House and Senate leaders are writing a drought relief bill that would pay up to $100,000 on farm losses and try to help farmers and farm towns survive the credit crunch of a disastrous year, lawmakers said Friday.

Senate Agriculture Committee Chairman Patrick Leahy, D-Vt., said he will try to get the bill through his committee as quickly as possible. Congressional aides said there may be an attempt for House and Senate passage before the end of next week."The important thing for people to remember is, we will not foreclose hope," Leahy said in a brief Senate speech in which he described attempts to write identical House and Senate bills. "We will give hope. And we will give a reason for tens of thousands of ranchers and farmers to stay in business."

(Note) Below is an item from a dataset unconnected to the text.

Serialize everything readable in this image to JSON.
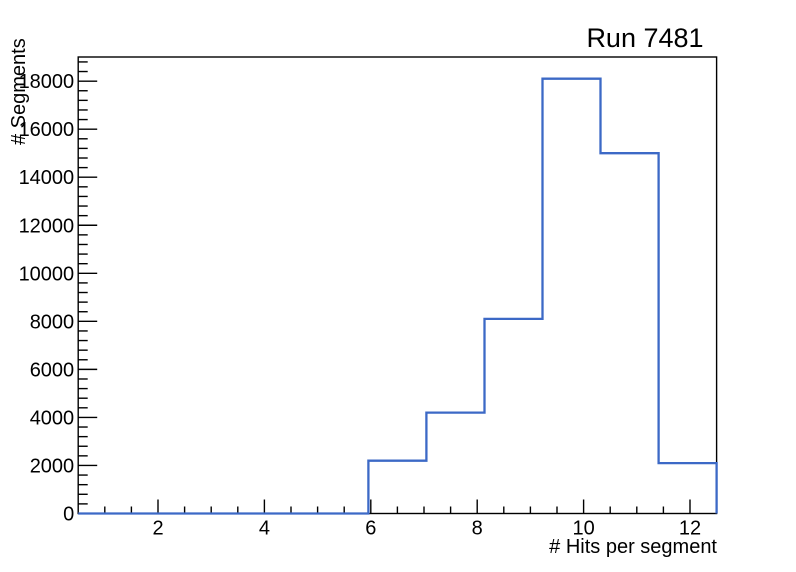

Agriculture Secretary Richard Lyng said the proposal outlined on Capitol Hill "is not so far off from my thinking" but more study was needed before the administation would decide whether to back it.

"It's responsive. It needs a lot of flesh to be put on the bones," Lyng said.

According to a draft version of the legislation and interviews with staff workers who asked not to be identified, disaster payments to farmers would be based on a percentage - not yet set - of their losses. Steps would be taken to adjust payments to reflect any crop subsidy payments already given to farmers.

"There's a lot of details to be worked out. It's going to be a long weekend," said one Senate Agriculture Committee aide.

No cost estimates were available for the proposal. One staff worker said cost calculations would be made during the weekend.